Show artwork for The story of Monsters

The story of Monsters

Playwright Robert Reid reveals how On the Production of Monsters came into being.

“On the Production of Monsters”: began about five years ago now, I think around 2007, as a three day reading at La Mama for their Explorations Season. I’d pitched a new work to La Mama about ten months before – from memory, it was about people living in the sewers of Melbourne – but by the time we’d got to actually programming it, I’d gone off the idea. I still had the three days to develop something, and I didn’t want to waste it as time in front of an audience is an increasingly rare commodity, so I took it as an opportunity to write an entirely new piece.

At the time the Bill Henson case was breaking in the news and the reaction of the wider community to the issues involved, and the level of emotive rhetoric rather than informed and calm discourse, struck a deeply disturbing note for me. Particularly as the accusations of depravity that were being leveled at Henson also gave vent to what seemed like a deep suspicion of the arts, all arts, in Australia.

For four Sundays, actors Georgina Capper and Mark Tregonning worked with me on the text, now called The New Black, and we presented a showing of where we’d gotten to with it.

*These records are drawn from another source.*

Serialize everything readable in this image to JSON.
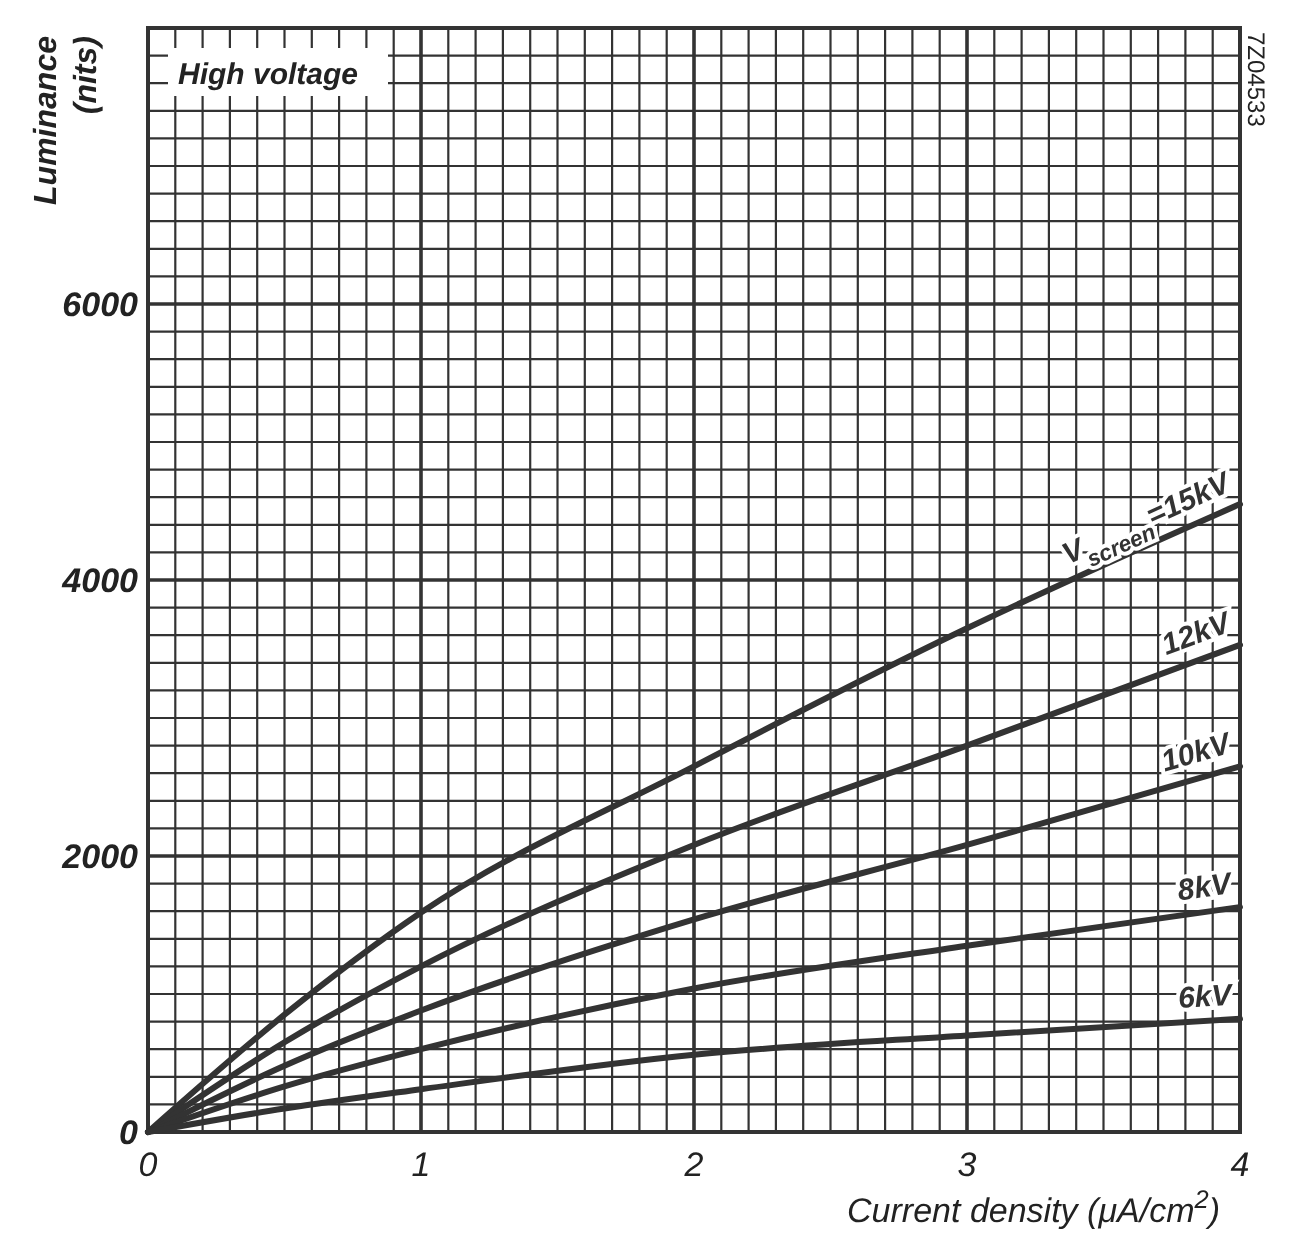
{
  "chart_data": {
    "type": "line",
    "xlabel": "Current density (μA/cm$^{2}$)",
    "ylabel": "Luminance\n(nits)",
    "annotations": [
      "High voltage",
      "7Z04533"
    ],
    "x": [
      0,
      0.5,
      1,
      2,
      3,
      4
    ],
    "series": [
      {
        "name": "V$_{screen}$=15kV",
        "color": "#333333",
        "values": [
          0,
          850,
          1590,
          2650,
          3650,
          4550
        ]
      },
      {
        "name": "12kV",
        "color": "#333333",
        "values": [
          0,
          650,
          1200,
          2080,
          2800,
          3530
        ]
      },
      {
        "name": "10kV",
        "color": "#333333",
        "values": [
          0,
          480,
          880,
          1540,
          2080,
          2650
        ]
      },
      {
        "name": "8kV",
        "color": "#333333",
        "values": [
          0,
          330,
          600,
          1040,
          1350,
          1630
        ]
      },
      {
        "name": "6kV",
        "color": "#333333",
        "values": [
          0,
          170,
          310,
          560,
          700,
          820
        ]
      }
    ],
    "xlim": [
      0,
      4
    ],
    "ylim": [
      0,
      8000
    ],
    "xticks": [
      0,
      {
        "value": 0.1,
        "label": null
      },
      {
        "value": 0.2,
        "label": null
      },
      {
        "value": 0.3,
        "label": null
      },
      {
        "value": 0.4,
        "label": null
      },
      {
        "value": 0.5,
        "label": null
      },
      {
        "value": 0.6,
        "label": null
      },
      {
        "value": 0.7,
        "label": null
      },
      {
        "value": 0.8,
        "label": null
      },
      {
        "value": 0.9,
        "label": null
      },
      1,
      {
        "value": 1.1,
        "label": null
      },
      {
        "value": 1.2,
        "label": null
      },
      {
        "value": 1.3,
        "label": null
      },
      {
        "value": 1.4,
        "label": null
      },
      {
        "value": 1.5,
        "label": null
      },
      {
        "value": 1.6,
        "label": null
      },
      {
        "value": 1.7,
        "label": null
      },
      {
        "value": 1.8,
        "label": null
      },
      {
        "value": 1.9,
        "label": null
      },
      2,
      {
        "value": 2.1,
        "label": null
      },
      {
        "value": 2.2,
        "label": null
      },
      {
        "value": 2.3,
        "label": null
      },
      {
        "value": 2.4,
        "label": null
      },
      {
        "value": 2.5,
        "label": null
      },
      {
        "value": 2.6,
        "label": null
      },
      {
        "value": 2.7,
        "label": null
      },
      {
        "value": 2.8,
        "label": null
      },
      {
        "value": 2.9,
        "label": null
      },
      3,
      {
        "value": 3.1,
        "label": null
      },
      {
        "value": 3.2,
        "label": null
      },
      {
        "value": 3.3,
        "label": null
      },
      {
        "value": 3.4,
        "label": null
      },
      {
        "value": 3.5,
        "label": null
      },
      {
        "value": 3.6,
        "label": null
      },
      {
        "value": 3.7,
        "label": null
      },
      {
        "value": 3.8,
        "label": null
      },
      {
        "value": 3.9,
        "label": null
      },
      4
    ],
    "yticks": [
      0,
      {
        "value": 200,
        "label": null
      },
      {
        "value": 400,
        "label": null
      },
      {
        "value": 600,
        "label": null
      },
      {
        "value": 800,
        "label": null
      },
      {
        "value": 1000,
        "label": null
      },
      {
        "value": 1200,
        "label": null
      },
      {
        "value": 1400,
        "label": null
      },
      {
        "value": 1600,
        "label": null
      },
      {
        "value": 1800,
        "label": null
      },
      2000,
      {
        "value": 2200,
        "label": null
      },
      {
        "value": 2400,
        "label": null
      },
      {
        "value": 2600,
        "label": null
      },
      {
        "value": 2800,
        "label": null
      },
      {
        "value": 3000,
        "label": null
      },
      {
        "value": 3200,
        "label": null
      },
      {
        "value": 3400,
        "label": null
      },
      {
        "value": 3600,
        "label": null
      },
      {
        "value": 3800,
        "label": null
      },
      4000,
      {
        "value": 4200,
        "label": null
      },
      {
        "value": 4400,
        "label": null
      },
      {
        "value": 4600,
        "label": null
      },
      {
        "value": 4800,
        "label": null
      },
      {
        "value": 5000,
        "label": null
      },
      {
        "value": 5200,
        "label": null
      },
      {
        "value": 5400,
        "label": null
      },
      {
        "value": 5600,
        "label": null
      },
      {
        "value": 5800,
        "label": null
      },
      6000,
      {
        "value": 6200,
        "label": null
      },
      {
        "value": 6400,
        "label": null
      },
      {
        "value": 6600,
        "label": null
      },
      {
        "value": 6800,
        "label": null
      },
      {
        "value": 7000,
        "label": null
      },
      {
        "value": 7200,
        "label": null
      },
      {
        "value": 7400,
        "label": null
      },
      {
        "value": 7600,
        "label": null
      },
      {
        "value": 7800,
        "label": null
      },
      {
        "value": 8000,
        "label": null
      }
    ],
    "grid": true,
    "marker": "none",
    "line_style": "solid"
  }
}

Peter Evans was Artistic Associate at MTC at this point and I found myself meeting with him about the The New Black. I’m not sure how he found out about it, but he had read it and seemed keen, and off the back of it asked me to write a draft of another new play – which eventually became The Joy of Text. While I was working on The Joy of Text, The New Black was shortlisted for the Kit Denton Fellowship at the 2009 AWGIE Awards. It was up against Back to Back’s Ganesh Vs The Third Reich which ultimately received the fellowship. Even being considered alongside that play was an honour.

Peter Evans ended up directing a reading of The New Black at Playwriting Australia National Playwriting Festival in 2010. That reading resulted in The New Black being selected for a two week workshop at Hightide Festival in the UK at the beginning of 2011. At some point another reading of it was staged at MKA Theatre of New Writing, directed by Peita Collard.

Finally, when Aidan Fennessy was programming this year’s Lawler Studio season, he asked if I thought The New Black would work as part of it. Of course, I’ve been wanting to see this play produced for five years now, so I said yes immediately (even though we both knew it needed some redrafting before I was really going to be happy with it. I’m a terrible pain to directors that way I think).

Throughout the process of working on it in the independent theatre community, I’d never really been satisfied with the title. Looking back at the very first draft of this play, the file name says I originally called it Helpful People, which reminds me I was a touch influenced by Patrick White’s A Cheery Soul at the time. Redrafting it for MTC gave me the chance to really make it a polished and complete work. Part of that was also finding a title that properly reflected what the work was actually about. I settled on “On The Production of Monsters”: as a summation of everything the play speaks to – that hysteria and moral panic can only result in the production of more monsters.